After Hobbes, with the exception of Vico, the Enlightenment abandons the idea of foundational violence. The conclusion of Voltaire’s Candide presents the exchange system as the means to defer the mimetic violence that predominated in the rest of the story–the produce of Candide’s famous garden is sold at the market in Constantinople–but the passage from violence to exchange is contrastive, not generative. Now Burke, having witnessed the reemergence in France of the Hobbesian state of nature, realizes that the preservation of human society from chaos cannot be achieved through politics alone. The scene on which representations are exchanged requires a guarantee beyond these representations themselves; society must have a sacred basis.

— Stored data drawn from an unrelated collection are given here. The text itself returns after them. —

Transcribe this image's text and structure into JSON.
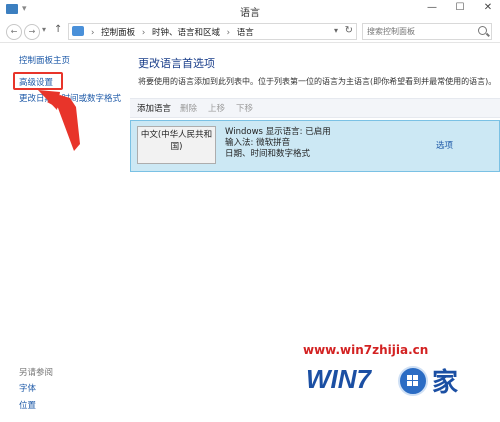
{
  "window": {
    "title": "语言"
  },
  "address": {
    "crumbs": [
      "控制面板",
      "时钟、语言和区域",
      "语言"
    ],
    "search_placeholder": "搜索控制面板"
  },
  "sidebar": {
    "home": "控制面板主页",
    "advanced": "高级设置",
    "date_format": "更改日期、时间或数字格式",
    "see_also": "另请参阅",
    "fonts": "字体",
    "location": "位置"
  },
  "main": {
    "heading": "更改语言首选项",
    "description": "将要使用的语言添加到此列表中。位于列表第一位的语言为主语言(即你希望看到并最常使用的语言)。",
    "toolbar": {
      "add": "添加语言",
      "remove": "删除",
      "up": "上移",
      "down": "下移"
    },
    "language": {
      "name": "中文(中华人民共和国)",
      "info": [
        "Windows 显示语言: 已启用",
        "输入法: 微软拼音",
        "日期、时间和数字格式"
      ],
      "options": "选项"
    }
  },
  "watermark": {
    "url": "www.win7zhijia.cn",
    "logo_text": "WIN7",
    "logo_char": "家"
  },
  "colors": {
    "accent": "#1e5aa8",
    "selection": "#cce8f4",
    "annotation": "#e8342a"
  }
}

This intuition of the foundational status of the deferral of violence is already visible in Burke’s other major work, usually entitled On the Sublime and Beautiful, published in 1757, over thirty years before Reflections. In terms not uncongenial to evolutionary psychology, Burke derives the sublime from our terror of “pain and danger”:
Whatever is fitted in any sort to excite the ideas of pain and danger, that is to say, whatever is in any sort terrible, or is conversant about terrible objects, or operates in a manner analogous to terror, is a source of the sublime; that is, it is productive of the strongest emotion which the mind is capable of feeling. (I, 7)The sublime is our “strongest emotion” because we are more concerned with “sublime” threats to survival than “beautiful” enhancements of it. It is not, however, the actual experience of “pain and danger,” but their “ideas” that generate the sublime, which typically characterizes not a source of uncontrolled violence but an ultimately benevolent power; the book of Job provides many of Burke’s examples. What we now call Burke’s “gendering” of the sublime-beautiful opposition is prophetic: in contrast with the general verdict of Enlightenment sensibilité in Condillac, Rousseau, Diderot, et al., Burke anticipates Girard in recognizing that (masculine) violence and its deferral are more central to our survival than (feminine) sympathy and beauty. The cultural memory of the revolutionary violence of seventeenth-century England provides Burke with an intuition that applies all the more to eighteenth-century France. The Reflections were a key influence on the post-revolutionary renewal of respect for the sacred cultural forms indispensable to human survival.